Against it before they were for it

The Majority Accountability Project has a write-up on the Democrat freshmen House members who backtracked on their pledge to not support any war supplemental that included a timetable.

If you see your Congressperson’s name on that list, make sure to send ’em a line or three and let them know how you feel about it. On a related note, click here if you’d like to know more about the Majority Accountability Project. Hey, somebody’s gotta keep those Dems accountable ;)

And speaking of the war supplemental, check out what the Dems’ latest stunt is regarding what to add to it (emphasis added):

WASHINGTON (AP) – Increasing the minimum wage should be easy for a Congress controlled by Democrats, especially with President Bush’s pledge of support.

But a $2.10 boost for America’s lowest-paid workers is again being delayed, this time in a tussle over whether to pull U.S. troops out of Iraq.

It’s been 10 years since the last minimum wage increase, and boosting it from $5.15 to $7.25 per hour over the next two years was a key element of Democrats’ midterm election platform. They even added a sweetener for Republicans: $4.8 billion in tax cuts for small businesses over 10 years.

But Senate Majority Leader Harry Reid, D-Nev., and House Speaker Nancy Pelosi, D-Calif., decided to attach the minimum wage provisions to the Iraq war spending bill. Normally that’s must-pass legislation.
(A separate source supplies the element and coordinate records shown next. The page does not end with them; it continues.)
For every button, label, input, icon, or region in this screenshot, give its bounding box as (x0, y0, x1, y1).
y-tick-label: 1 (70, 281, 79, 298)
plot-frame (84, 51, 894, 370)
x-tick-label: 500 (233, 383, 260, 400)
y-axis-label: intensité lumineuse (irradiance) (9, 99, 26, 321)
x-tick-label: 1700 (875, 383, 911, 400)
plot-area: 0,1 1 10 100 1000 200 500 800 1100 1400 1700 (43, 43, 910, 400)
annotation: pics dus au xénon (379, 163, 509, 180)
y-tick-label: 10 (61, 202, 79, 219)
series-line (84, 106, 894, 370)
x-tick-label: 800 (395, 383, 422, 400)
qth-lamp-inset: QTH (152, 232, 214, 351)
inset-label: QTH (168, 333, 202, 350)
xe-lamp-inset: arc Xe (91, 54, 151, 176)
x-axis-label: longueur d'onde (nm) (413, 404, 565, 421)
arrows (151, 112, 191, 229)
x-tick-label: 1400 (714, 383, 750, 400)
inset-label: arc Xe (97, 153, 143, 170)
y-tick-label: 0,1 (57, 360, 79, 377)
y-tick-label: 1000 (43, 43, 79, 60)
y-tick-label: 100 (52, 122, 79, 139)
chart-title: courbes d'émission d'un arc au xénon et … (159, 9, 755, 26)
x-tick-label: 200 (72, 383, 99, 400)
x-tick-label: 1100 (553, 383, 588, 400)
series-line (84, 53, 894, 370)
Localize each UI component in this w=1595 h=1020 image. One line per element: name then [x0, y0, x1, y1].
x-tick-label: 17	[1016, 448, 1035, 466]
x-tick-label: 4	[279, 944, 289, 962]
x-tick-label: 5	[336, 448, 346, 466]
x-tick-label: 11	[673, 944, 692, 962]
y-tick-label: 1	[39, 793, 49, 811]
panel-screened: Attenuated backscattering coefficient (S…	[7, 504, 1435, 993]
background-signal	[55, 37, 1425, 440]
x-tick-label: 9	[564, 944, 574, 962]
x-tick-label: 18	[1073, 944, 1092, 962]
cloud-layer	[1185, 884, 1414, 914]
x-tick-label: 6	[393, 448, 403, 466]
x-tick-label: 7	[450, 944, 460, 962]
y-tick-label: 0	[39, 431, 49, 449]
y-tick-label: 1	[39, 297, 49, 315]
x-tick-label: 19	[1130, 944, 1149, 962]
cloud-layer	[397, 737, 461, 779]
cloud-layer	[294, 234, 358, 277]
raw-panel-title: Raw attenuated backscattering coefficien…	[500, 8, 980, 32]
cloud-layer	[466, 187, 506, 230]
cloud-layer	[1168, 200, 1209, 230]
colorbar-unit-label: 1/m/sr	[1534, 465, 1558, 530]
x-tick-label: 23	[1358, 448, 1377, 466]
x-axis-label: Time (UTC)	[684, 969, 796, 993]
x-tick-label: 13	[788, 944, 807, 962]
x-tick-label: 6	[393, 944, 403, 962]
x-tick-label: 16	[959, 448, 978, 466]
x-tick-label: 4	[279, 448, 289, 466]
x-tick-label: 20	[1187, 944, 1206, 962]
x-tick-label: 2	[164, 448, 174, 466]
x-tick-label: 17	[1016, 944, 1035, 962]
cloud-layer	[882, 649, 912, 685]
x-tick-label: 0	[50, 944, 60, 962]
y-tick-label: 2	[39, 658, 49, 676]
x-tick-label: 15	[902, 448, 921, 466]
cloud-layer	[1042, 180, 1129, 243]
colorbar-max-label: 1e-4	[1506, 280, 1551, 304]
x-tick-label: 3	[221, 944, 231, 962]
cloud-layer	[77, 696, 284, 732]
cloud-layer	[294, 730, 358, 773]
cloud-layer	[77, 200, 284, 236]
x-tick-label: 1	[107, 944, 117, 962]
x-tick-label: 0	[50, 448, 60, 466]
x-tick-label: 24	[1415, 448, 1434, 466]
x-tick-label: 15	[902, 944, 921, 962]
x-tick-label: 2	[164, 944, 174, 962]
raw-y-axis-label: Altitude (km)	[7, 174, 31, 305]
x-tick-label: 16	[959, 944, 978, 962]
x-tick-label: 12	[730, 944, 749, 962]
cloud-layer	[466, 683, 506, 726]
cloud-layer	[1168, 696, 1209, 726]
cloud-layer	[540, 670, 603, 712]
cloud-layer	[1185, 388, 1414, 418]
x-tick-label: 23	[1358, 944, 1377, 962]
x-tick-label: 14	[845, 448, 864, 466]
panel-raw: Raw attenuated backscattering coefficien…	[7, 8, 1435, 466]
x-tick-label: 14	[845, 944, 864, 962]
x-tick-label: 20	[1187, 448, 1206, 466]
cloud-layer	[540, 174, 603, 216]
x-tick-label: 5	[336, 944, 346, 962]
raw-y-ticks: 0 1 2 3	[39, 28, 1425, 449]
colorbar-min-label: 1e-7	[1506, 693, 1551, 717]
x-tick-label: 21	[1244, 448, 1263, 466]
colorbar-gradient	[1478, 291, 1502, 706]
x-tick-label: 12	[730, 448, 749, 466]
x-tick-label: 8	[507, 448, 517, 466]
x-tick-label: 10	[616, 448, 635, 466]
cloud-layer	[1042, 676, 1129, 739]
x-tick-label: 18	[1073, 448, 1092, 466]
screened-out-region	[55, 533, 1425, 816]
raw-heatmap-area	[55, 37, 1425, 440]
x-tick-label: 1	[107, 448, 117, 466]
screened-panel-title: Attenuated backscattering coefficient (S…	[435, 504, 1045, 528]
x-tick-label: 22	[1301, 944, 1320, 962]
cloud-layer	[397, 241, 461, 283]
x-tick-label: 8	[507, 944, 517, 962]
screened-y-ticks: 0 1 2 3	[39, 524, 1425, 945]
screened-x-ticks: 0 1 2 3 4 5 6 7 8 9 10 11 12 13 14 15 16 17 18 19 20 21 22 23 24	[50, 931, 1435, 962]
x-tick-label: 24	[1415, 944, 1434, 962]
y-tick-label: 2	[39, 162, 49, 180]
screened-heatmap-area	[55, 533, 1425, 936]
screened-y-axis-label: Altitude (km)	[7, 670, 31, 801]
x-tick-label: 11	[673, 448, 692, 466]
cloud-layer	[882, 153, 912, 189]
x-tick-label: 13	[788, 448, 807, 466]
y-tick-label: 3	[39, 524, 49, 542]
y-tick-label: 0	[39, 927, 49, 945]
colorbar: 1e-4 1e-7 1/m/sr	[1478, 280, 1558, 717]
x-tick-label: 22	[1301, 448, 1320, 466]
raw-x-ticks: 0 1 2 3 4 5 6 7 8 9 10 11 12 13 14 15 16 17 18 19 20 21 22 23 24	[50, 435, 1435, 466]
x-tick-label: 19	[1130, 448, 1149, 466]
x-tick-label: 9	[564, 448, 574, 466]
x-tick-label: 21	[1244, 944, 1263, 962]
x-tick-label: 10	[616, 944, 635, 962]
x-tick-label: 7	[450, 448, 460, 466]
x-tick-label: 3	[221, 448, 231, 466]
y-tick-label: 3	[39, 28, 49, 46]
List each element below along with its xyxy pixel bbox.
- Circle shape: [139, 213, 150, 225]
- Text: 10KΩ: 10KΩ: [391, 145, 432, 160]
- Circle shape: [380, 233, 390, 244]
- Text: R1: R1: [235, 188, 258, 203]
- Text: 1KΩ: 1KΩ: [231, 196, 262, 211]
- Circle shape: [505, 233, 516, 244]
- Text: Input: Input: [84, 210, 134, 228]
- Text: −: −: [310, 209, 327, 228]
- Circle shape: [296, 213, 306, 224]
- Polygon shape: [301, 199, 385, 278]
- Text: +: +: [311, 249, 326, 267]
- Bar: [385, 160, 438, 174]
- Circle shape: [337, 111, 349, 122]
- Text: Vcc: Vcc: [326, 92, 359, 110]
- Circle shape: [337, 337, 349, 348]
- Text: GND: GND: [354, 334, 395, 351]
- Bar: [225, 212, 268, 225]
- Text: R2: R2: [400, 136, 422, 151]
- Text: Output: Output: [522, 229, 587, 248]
Now it’s certain to be the subject of Bush’s second veto after Democrats loaded it up with a timetable for withdrawing U.S. troops.

“That’s just a temporary detour,” said Alan Viard, a scholar at the American Enterprise Institute. He said Democrats will find a way to quickly move the minimum wage legislation back to the White House.

Republicans say Democrats could have had a minimum wage bill passed and signed by now if they hadn’t added it to the Iraq war bill. “This isn’t about getting a minimum wage increase done, it’s another political stunt that only further delays action,” said White House spokesman Tony Fratto.

Democrats declined to say how they plan to get the bill back to the White House: as a separate bill or, more likely, as an attachment to the next Iraq war spending bill they intend to get to Bush by Memorial Day. The latter, they maintain, would give them a little more leverage by forcing Republicans to vote against money for American troops to block the minimum wage package.

“We will take whatever steps are necessary to get a minimum wage increase enacted into law as quickly as possible,” said Tom Kiley, spokesman for Rep. George Miller, D-Calif., chair of the House Education and Labor Committee.

Including using a war supp they know the president will veto, further delaying the money our military desperately needs.

Politics always trumps doing the right thing to Democrats, doesn’t it? Jerks.

In the meantime, the WaPo’s liberal columinst David Broder is not backing down from a piece he recently wrote slamming Senate Majority Leader Harry Reid for saying “this war is lost”:

NEW YORK David Broder said he wouldn’t change anything in his April 26 column, which angered many readers and caused 50 members of the Senate Democratic Caucus to write a letter criticizing Broder in Friday’s Washington Post.

In that Thursday piece, Broder criticized Harry Reid for saying the Iraq War is lost militarily, compared Reid to Attorney General Alberto Gonzales, and concluded: “The Democrats deserve better, and the country needs more, than Harry Reid has offered as Senate majority leader.”

Here’s a copy of that letter the Senate Dems wrote to the editor of the WaPo.

Isn’t that something? We’ve got heated debates going on in the House and Senate about a war supplemental both houses know will be vetoed, and 50 yahoos in the Senate somehow found the time to write a letter to the Washington Post defending Harry Reid because they didn’t like that he was criticized? Um, what’s that about ‘setting priorities,’ Dems?